WARSAW, Nov 22 – The European Union may have inched out of its sharpest recession since the global slump of the 1930s, but green shoots are not emerging uniformly across the 27-nation bloc\’s eastern member states.
Contrasts are sharp among the 10 ex-communist countries that have joined the EU since 2004.
The situation in Poland, the only EU nation to have enjoyed sustained growth this year, compares with the stark lot of countries such as Latvia or Hungary, where the economies have been in freefall.
"In terms of growth, eastern Europe will trail behind the rest of the world," said Erik Bergloef, chief economist at the European Bank for Reconstruction and Development, which focuses on the ex-communist bloc.
"Over the next few years, this will be the region with the lowest economic growth," he said in an interview in the Austrian daily Der Standard.
Combined third-quarter figures last week showed that the EU — the world\’s biggest trading bloc — had joined Japan and the United States in returning to growth, albeit modestly.

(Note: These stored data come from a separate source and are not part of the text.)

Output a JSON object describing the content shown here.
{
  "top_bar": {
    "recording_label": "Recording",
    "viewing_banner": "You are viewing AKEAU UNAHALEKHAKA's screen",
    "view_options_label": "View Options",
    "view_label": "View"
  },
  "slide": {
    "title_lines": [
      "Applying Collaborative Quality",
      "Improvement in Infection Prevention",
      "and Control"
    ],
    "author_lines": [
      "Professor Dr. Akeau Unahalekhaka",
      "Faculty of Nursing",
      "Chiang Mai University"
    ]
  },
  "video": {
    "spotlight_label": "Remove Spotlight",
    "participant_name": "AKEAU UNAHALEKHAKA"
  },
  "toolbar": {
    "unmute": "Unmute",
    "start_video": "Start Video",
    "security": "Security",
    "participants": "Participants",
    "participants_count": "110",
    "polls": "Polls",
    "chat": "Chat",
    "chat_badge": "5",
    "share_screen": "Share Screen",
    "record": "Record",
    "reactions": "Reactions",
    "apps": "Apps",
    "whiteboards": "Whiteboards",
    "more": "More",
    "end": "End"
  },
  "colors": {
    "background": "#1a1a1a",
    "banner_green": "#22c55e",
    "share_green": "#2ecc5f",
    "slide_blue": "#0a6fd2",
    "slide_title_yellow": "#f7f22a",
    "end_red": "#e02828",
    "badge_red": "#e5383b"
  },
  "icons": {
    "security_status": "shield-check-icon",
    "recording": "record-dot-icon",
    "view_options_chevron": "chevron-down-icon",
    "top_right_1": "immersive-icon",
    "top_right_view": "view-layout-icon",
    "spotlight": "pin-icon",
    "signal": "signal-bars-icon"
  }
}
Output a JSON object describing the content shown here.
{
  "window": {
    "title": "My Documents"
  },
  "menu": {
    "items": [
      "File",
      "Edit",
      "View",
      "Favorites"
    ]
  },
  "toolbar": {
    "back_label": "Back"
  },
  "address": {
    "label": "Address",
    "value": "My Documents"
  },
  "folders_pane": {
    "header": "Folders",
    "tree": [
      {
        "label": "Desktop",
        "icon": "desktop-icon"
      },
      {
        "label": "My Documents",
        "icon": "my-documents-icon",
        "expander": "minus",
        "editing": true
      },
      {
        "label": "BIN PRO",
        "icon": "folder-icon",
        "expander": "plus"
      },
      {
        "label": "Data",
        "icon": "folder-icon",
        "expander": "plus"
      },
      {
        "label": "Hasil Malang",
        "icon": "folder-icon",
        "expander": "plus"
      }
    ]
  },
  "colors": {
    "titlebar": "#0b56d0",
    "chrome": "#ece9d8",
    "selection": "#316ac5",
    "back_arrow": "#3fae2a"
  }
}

The entire EU economy grew by 0.2 percent in July to September compared with April to June, after five straight quarters of shrinking. A recession is generally defined as two quarters of economic contraction in a row.
"Central and eastern Europe countries remain highly dependent on western Europe, which is much more powerful economically. As a result, their future hinges on recovery in western Europe," Polish analyst Witold Orlowski, of PricewaterhouseCoopers, told AFP.
"Countries like Bulgaria or the Baltic states, which are heavily dependent on foreign capital, are suffering the most. They are dicing with disaster and are still worried about the stability of their currencies," he said.
The Baltic trio of Latvia, Lithuania and Estonia had earned reputations as tigers within the EU, topping the growth tables, before their overheated, credit-fuelled economies went off the rails last year.
Latvia, like Hungary and Romania, has had to be bailed out by the International Monetary Fund.
"Poland, the Czech Republic and Slovakia, who made fewer mistakes, can look to the future more serenely," said Orlowski.
Slovakia — which adopted the euro in January, joining ex-communist Slovenia in the 16-nation eurozone, and is heavily dependent on car and white goods exports — posted 1.6-percent growth in the third quarter.
"That\’s even stronger than the growth in Germany and the Czech Republic" which expanded by 0.7 and 0.8 percent respectively, said Tatra Banka analyst Juraj Valachy in Slovakia.
In the Czech Republic, Raiffeisenbank analyst Michal Brozka said: "The recession is behind us. We\’re in a stabilisation phase, but we still need to wait for a real recovery."
In the Baltics, Lithuania emerged from recession with estimated 5.1-percent growth in the third quarter, but still saw its economy shrink by 14.3 percent compared with the same period of 2008.
Finance Minister Ingrida Simonyte urged caution after that data was released, saying she would only talk about recovery after two quarters of growth and that it was "too early to say when we\’ll see the result in people\’s pockets."
Rimantas Rudzkis, chief analyst at the bank DnB Nord in Lithuania, said that while signs of recovery should appear there in the second half of 2010, "faster and more sustained economic development could only be expected in 2012 at the earliest".
Latvia\’s economy contracted by 18.3 percent in the third quarter compared with the same period in 2008. Riga has not yet published a comparison of the third quarter with the second.
Estonia, meanwhile, posted a 2.8-percent contraction against the second quarter and 15.3 percent compared with 2008.
"The situation in the Baltic states is the least optimistic, because they have been subjected to the severest recession in the EU," said Violeta Klyviene, an analyst at Danske Bank in Lithuania.
Hungary\’s economy shrank 1.8 percent from the second quarter and by 7.2 percent compared with last year. The figures for Romania were 0.7 percent and 7.1 percent respectively.
Bulgaria posted its worst performance since the crisis began as its economy shrank by 5.8 percent in the third quarter compared with 2008. Analysts said a recovery was unlikely until 2011.